Am Ende des Tunnels stand ER. Als Licht bezeichnet ihn die Bibel – sie hat recht. Er lebt! Er hat sich nicht verändert! Er geht noch immer "umher und heilt alle, die vom Teufel überwältigt sind", wie es in der Apostelgeschichte heißt.
Das alles ist jetzt etwa sechs Jahre her. Sechs Jahre, die ich mit Jesus unterwegs bin. Ich stolpere manchmal, ich mache Fehler, ich habe noch so viel zu lernen. Aber ich bin glücklich. Keine Bulemie mehr. Keine Migräne mehr. Ich bin völlig gesund und bin noch immer dabei zu entdecken, was es heißt, ein "Leben in Fülle" zu führen, wie er es uns versprochen hat. Ich weiß jetzt, was dieser "Frieden, der über alles Verstehen geht" ist, von dem Paulus schreibt.

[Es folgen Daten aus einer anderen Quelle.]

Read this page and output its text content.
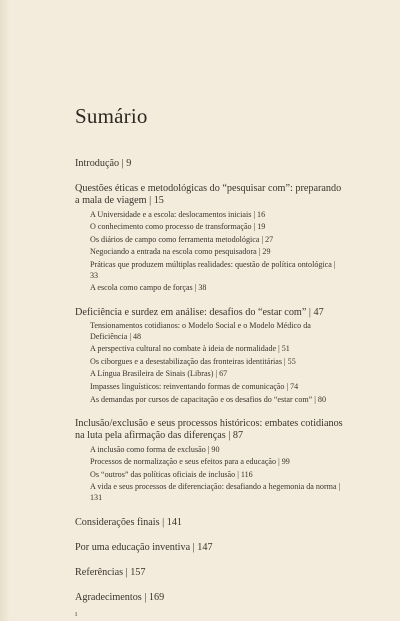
Sumário
Introdução | 9
Questões éticas e metodológicas do “pesquisar com”: preparando a mala de viagem | 15
A Universidade e a escola: deslocamentos iniciais | 16
O conhecimento como processo de transformação | 19
Os diários de campo como ferramenta metodológica | 27
Negociando a entrada na escola como pesquisadora | 29
Práticas que produzem múltiplas realidades: questão de política ontológica | 33
A escola como campo de forças | 38
Deficiência e surdez em análise: desafios do “estar com” | 47
Tensionamentos cotidianos: o Modelo Social e o Modelo Médico da Deficiência | 48
A perspectiva cultural no combate à ideia de normalidade | 51
Os ciborgues e a desestabilização das fronteiras identitárias | 55
A Língua Brasileira de Sinais (Libras) | 67
Impasses linguísticos: reinventando formas de comunicação | 74
As demandas por cursos de capacitação e os desafios do “estar com” | 80
Inclusão/exclusão e seus processos históricos: embates cotidianos na luta pela afirmação das diferenças | 87
A inclusão como forma de exclusão | 90
Processos de normalização e seus efeitos para a educação | 99
Os “outros” das políticas oficiais de inclusão | 116
A vida e seus processos de diferenciação: desafiando a hegemonia da norma | 131
Considerações finais | 141
Por uma educação inventiva | 147
Referências | 157
Agradecimentos | 169
ı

Mein Leben gehört jetzt IHM. Und das war die beste Entscheidung meines Lebens. Ein Leben, das jetzt nicht mehr sinnlos ist. Das Leben ist nicht zum Kotzen! Es ist aufregend, es ist schön, es ist reich geworden. Weil ER mich liebt!
Wenn Du Dich IHM anvertraust, wird er auch DIR helfen. Er wird Dich bei der Hand nehmen, und Dich aus dem Verließ heraus holen. Aber hast Du den Mut, ihn um Hilfe zu bitten?